# Market tells me "Your device is not compatible with this item"



## Androider4Life

Market tells me "Your device is not compatible with this item"

I get the above message when trying to install items like: google maps, cut the rope, words with friends and more. I have tried uninstalling market updates to roll back to a older market and still cant download.

Any suggestions?

My setup:
Rooted Stock 605
Baseband 13p


----------



## ImaComputa

Curious about this also. Im on cm7gb and I got the same message for google car home so i just googled the app and found the apk and installed it.


----------



## daniel

Androider4Life said:


> Market tells me "Your device is not compatible with this item"
> 
> I get the above message when trying to install items like: google maps, cut the rope, words with friends and more. I have tried uninstalling market updates to roll back to a older market and still cant download.
> 
> Any suggestions?
> 
> My setup:
> Rooted Stock 605
> Baseband 13p


Try this:

Go to manage applications, and under Google Services Framwork clear data and force stop. Find Market clear data, then force stop. Then, open ROM manager and fix permissions. If it still isn't working, try booting into CWR and clear cache.


----------



## Migamix

yes, its down to the lcd density of your screen, change it back to default 240, and you should be ok, im not going to even say the bitching i did on the market forums about this....

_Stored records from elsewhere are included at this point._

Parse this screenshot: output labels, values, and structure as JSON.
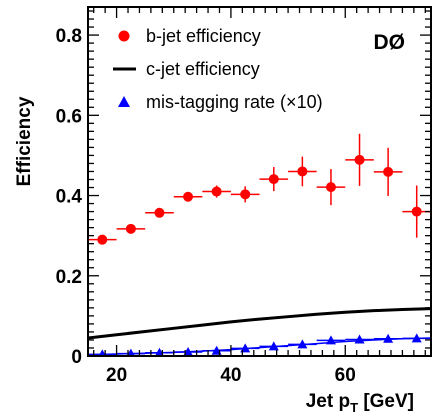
{
  "chart_data": {
    "type": "scatter",
    "x_axis": {
      "label_main": "Jet p",
      "label_sub": "T",
      "label_unit": " [GeV]",
      "range": [
        15,
        75
      ],
      "major_ticks": [
        20,
        40,
        60
      ],
      "tick_labels": [
        "20",
        "40",
        "60"
      ],
      "minor_step": 2
    },
    "y_axis": {
      "label": "Efficiency",
      "range": [
        0,
        0.87
      ],
      "major_ticks": [
        0,
        0.2,
        0.4,
        0.6,
        0.8
      ],
      "tick_labels": [
        "0",
        "0.2",
        "0.4",
        "0.6",
        "0.8"
      ],
      "minor_step": 0.02
    },
    "grid": false,
    "legend_position": "top-left",
    "annotation": "DØ",
    "series": [
      {
        "name": "b-jet efficiency",
        "kind": "points",
        "marker": "circle",
        "color": "#ff0000",
        "x": [
          17.5,
          22.5,
          27.5,
          32.5,
          37.5,
          42.5,
          47.5,
          52.5,
          57.5,
          62.5,
          67.5,
          72.5
        ],
        "x_err": 2.5,
        "y": [
          0.29,
          0.317,
          0.357,
          0.397,
          0.41,
          0.403,
          0.441,
          0.46,
          0.421,
          0.489,
          0.459,
          0.36
        ],
        "y_err": [
          0.007,
          0.006,
          0.008,
          0.01,
          0.015,
          0.02,
          0.03,
          0.037,
          0.045,
          0.065,
          0.06,
          0.065
        ]
      },
      {
        "name": "c-jet efficiency",
        "kind": "line",
        "color": "#000000",
        "x": [
          15,
          20,
          25,
          30,
          35,
          40,
          45,
          50,
          55,
          60,
          65,
          70,
          75
        ],
        "y": [
          0.045,
          0.053,
          0.061,
          0.069,
          0.077,
          0.085,
          0.092,
          0.098,
          0.104,
          0.109,
          0.113,
          0.116,
          0.118
        ]
      },
      {
        "name": "mis-tagging rate (×10)",
        "kind": "points",
        "marker": "triangle",
        "color": "#0000ff",
        "x": [
          17.5,
          22.5,
          27.5,
          32.5,
          37.5,
          42.5,
          47.5,
          52.5,
          57.5,
          62.5,
          67.5,
          72.5
        ],
        "x_err": 2.5,
        "y": [
          0.004,
          0.006,
          0.008,
          0.01,
          0.013,
          0.019,
          0.024,
          0.029,
          0.039,
          0.041,
          0.043,
          0.044
        ],
        "y_err": [
          0.001,
          0.001,
          0.001,
          0.001,
          0.002,
          0.002,
          0.002,
          0.002,
          0.002,
          0.003,
          0.003,
          0.003
        ],
        "fit_line": {
          "x": [
            15,
            20,
            25,
            30,
            35,
            40,
            45,
            50,
            55,
            60,
            65,
            70,
            75
          ],
          "y": [
            0.003,
            0.005,
            0.007,
            0.009,
            0.012,
            0.016,
            0.021,
            0.026,
            0.031,
            0.036,
            0.04,
            0.043,
            0.045
          ]
        }
      }
    ]
  }
}
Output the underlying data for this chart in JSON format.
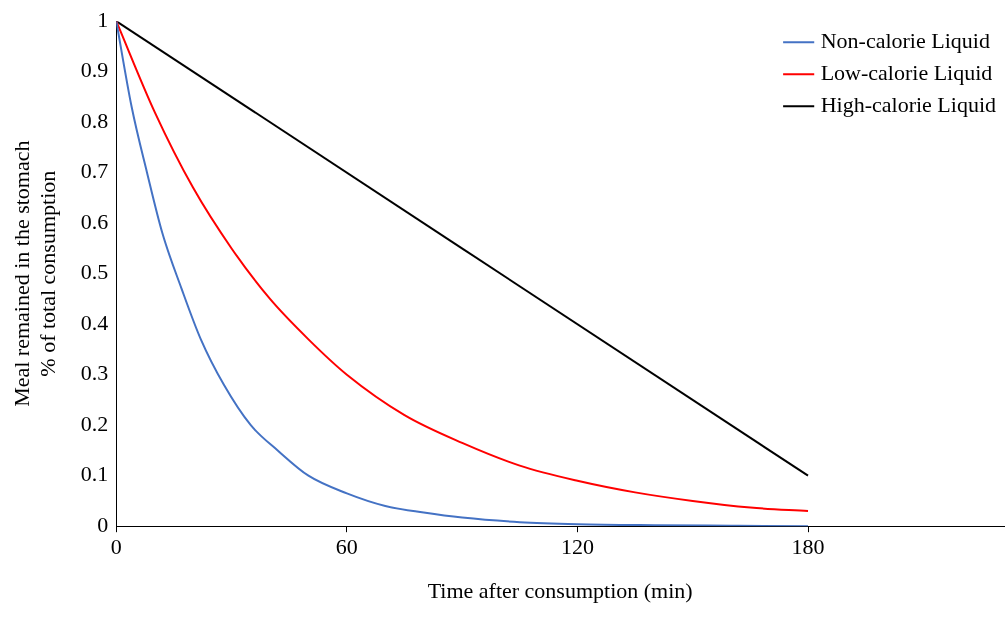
{
  "chart_data": {
    "type": "line",
    "xlabel": "Time after consumption (min)",
    "ylabel": "Meal remained in the stomach\n% of total consumption",
    "xlim": [
      0,
      231
    ],
    "xticks": [
      0,
      60,
      120,
      180
    ],
    "ylim": [
      0,
      1
    ],
    "yticks": [
      0,
      0.1,
      0.2,
      0.3,
      0.4,
      0.5,
      0.6,
      0.7,
      0.8,
      0.9,
      1
    ],
    "grid": false,
    "legend": "top right",
    "marker": "none",
    "line_style": "solid",
    "series": [
      {
        "name": "Non-calorie Liquid",
        "color": "#4472c4",
        "x": [
          0,
          4,
          8,
          12,
          17,
          22,
          28,
          35,
          42,
          50,
          60,
          70,
          80,
          90,
          105,
          120,
          140,
          160,
          180
        ],
        "values": [
          1,
          0.83,
          0.7,
          0.58,
          0.47,
          0.37,
          0.28,
          0.2,
          0.15,
          0.1,
          0.065,
          0.04,
          0.027,
          0.017,
          0.008,
          0.004,
          0.002,
          0.001,
          0
        ]
      },
      {
        "name": "Low-calorie Liquid",
        "color": "#ff0000",
        "x": [
          0,
          10,
          20,
          30,
          40,
          50,
          60,
          75,
          90,
          105,
          120,
          135,
          150,
          165,
          180
        ],
        "values": [
          1,
          0.82,
          0.67,
          0.55,
          0.45,
          0.37,
          0.3,
          0.22,
          0.165,
          0.12,
          0.09,
          0.067,
          0.05,
          0.037,
          0.03
        ]
      },
      {
        "name": "High-calorie Liquid",
        "color": "#000000",
        "x": [
          0,
          180
        ],
        "values": [
          1,
          0.1
        ]
      }
    ]
  }
}
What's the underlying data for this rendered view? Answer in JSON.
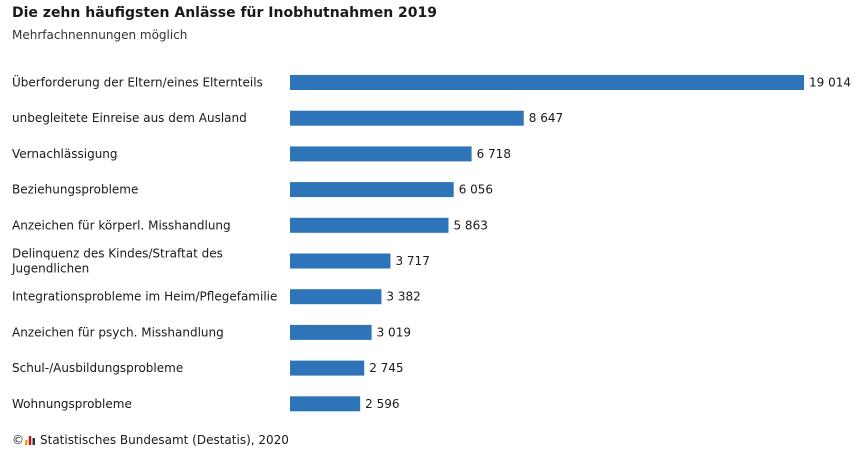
{
  "chart_data": {
    "type": "bar",
    "orientation": "horizontal",
    "title": "Die zehn häufigsten Anlässe für Inobhutnahmen 2019",
    "subtitle": "Mehrfachnennungen möglich",
    "categories": [
      "Überforderung der Eltern/eines Elternteils",
      "unbegleitete Einreise aus dem Ausland",
      "Vernachlässigung",
      "Beziehungsprobleme",
      "Anzeichen für körperl. Misshandlung",
      [
        "Delinquenz des Kindes/Straftat des",
        "Jugendlichen"
      ],
      "Integrationsprobleme im Heim/Pflegefamilie",
      "Anzeichen für psych. Misshandlung",
      "Schul-/Ausbildungsprobleme",
      "Wohnungsprobleme"
    ],
    "values": [
      19014,
      8647,
      6718,
      6056,
      5863,
      3717,
      3382,
      3019,
      2745,
      2596
    ],
    "value_labels": [
      "19 014",
      "8 647",
      "6 718",
      "6 056",
      "5 863",
      "3 717",
      "3 382",
      "3 019",
      "2 745",
      "2 596"
    ],
    "xlim": [
      0,
      19014
    ],
    "grid": false,
    "bar_color": "#2e74b9"
  },
  "footer": {
    "copyright": "©",
    "text": "Statistisches Bundesamt (Destatis), 2020",
    "logo_icon": "destatis-logo-icon"
  }
}
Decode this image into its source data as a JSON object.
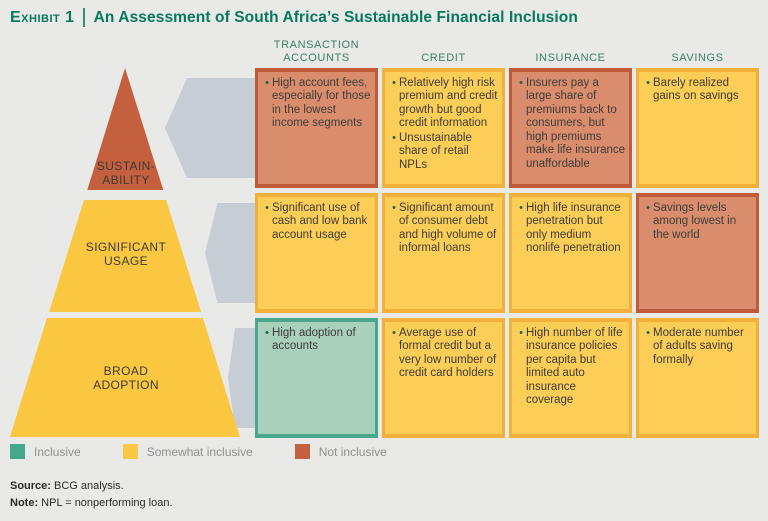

made myself look like a right arse there, but solved it anyway
http://www.google.com/support/forum/p/Android+Market/thread?fid=094691ba7f5538cb0004ade187b7f5d0&hl=en

aas


----------



## Androider4Life

daniel said:


> yes, its down to the lcd density of your screen, change it back to default 240, and you should be ok, im not going to even say the bitching i did on the market forums about this....
> 
> made myself look like a right arse there, but solved it anyway
> http://www.google.co...187b7f5d0&hl=en
> 
> aas


That sucks. Gonna have to change it back and reboot every time. Never had to do that with a custom Rom..maybe i'll have to go back to one and get off rooted stock


----------



## RadiantSkies

Yeah, from what I\'ve been told the new market has a flag that checks LCD Density with apps and decides its not compatible. Easiest work around is to side load the app, or uninstall the market update, clear market data and use the old market.


----------



## Migamix

the android market has become a real nightmare since they change it to "verify your device is compatible", and gave us the new market app (lags, delay, losing track of actual installed apps), yeah, its great for all those regular people, but what about those of us that *use* the phone...oh well, SOL we are hmmmm.


----------



## Androider4Life

what market version can we load that doesnt have the device compatible check? i'll install it and block it from upgrade.


----------



## Androider4Life

Migamix said:


> yes, its down to the lcd density of your screen, change it back to default 240, and you should be ok, im not going to even say the bitching i did on the market forums about this....
> 
> made myself look like a right arse there, but solved it anyway
> http://www.google.co...187b7f5d0&hl=en
> 
> aas


Put it back to 240 and rebooted and still get the "Your device is not compatible with this item"
Once i cleared the market cache, it worked


----------



## ImaComputa

Yea, it's not the lcd density that causes it because mines stock and it still does it.


----------



## DXC

in your /system/build.prop file, find the line beginning with "ro.build.fingerprint=", change it to say "ro.build.fingerprint=verizon/voles/sholes/sholes:2.2/FRG01B/45394:user/release-keys", this should fix your issue


----------



## Androider4Life

droidxchat said:


> in your /system/build.prop file, find the line beginning with "ro.build.fingerprint=", change it to say "ro.build.fingerprint=verizon/voles/sholes/sholes:2.2/FRG01B/45394:user/release-keys", this should fix your issue


Mine says "ro.build.fingerprint=verizon/shadow_vzw/cdma_shadow:2.3.3/4.5.1_57_DX5-35/110820:user/release-keys"

and I should change it to:

ro.build.fingerprint=verizon/voles/sholes/sholes:2.2/FRG01B/45394:user/release-keys

Correct? What does that trick the phone/market in doing or bypassing?


----------



## jonwgee

\"Androider4Life\" said:


> Mine says \"ro.build.fingerprint=verizon/shadow_vzw/cdma_shadow:2.3.3/4.5.1_57_DX5-35/110820:user/release-keys\"
> 
> and I should change it to:
> 
> ro.build.fingerprint=verizon/voles/sholes/sholes:2.2/FRG01B/45394:user/release-keys
> 
> Correct? What does that trick the phone/market in doing or bypassing?


Makes it think you have an OG Droid, 
although I don\'t see why you should have to do that just because you\'re rooted on a stock Rom


----------



## ImaComputa

Androider4Life said:


> Mine says "ro.build.fingerprint=verizon/shadow_vzw/cdma_shadow:2.3.3/4.5.1_57_DX5-35/110820:user/release-keys"
> 
> and I should change it to:
> 
> ro.build.fingerprint=verizon/voles/sholes/sholes:2.2/FRG01B/45394:user/release-keys
> 
> Correct? What does that trick the phone/market in doing or bypassing?


Didnt work for me.


----------



## SyNiK4L

i changed my lcd density to 160 and wiped data on the market and it fixed it....lame as hell tho. lol


----------



## SyNiK4L

funny though that when i changed my density back to 135 which is what i normally use...its still working. So i dn this is annoying and odd lol.


----------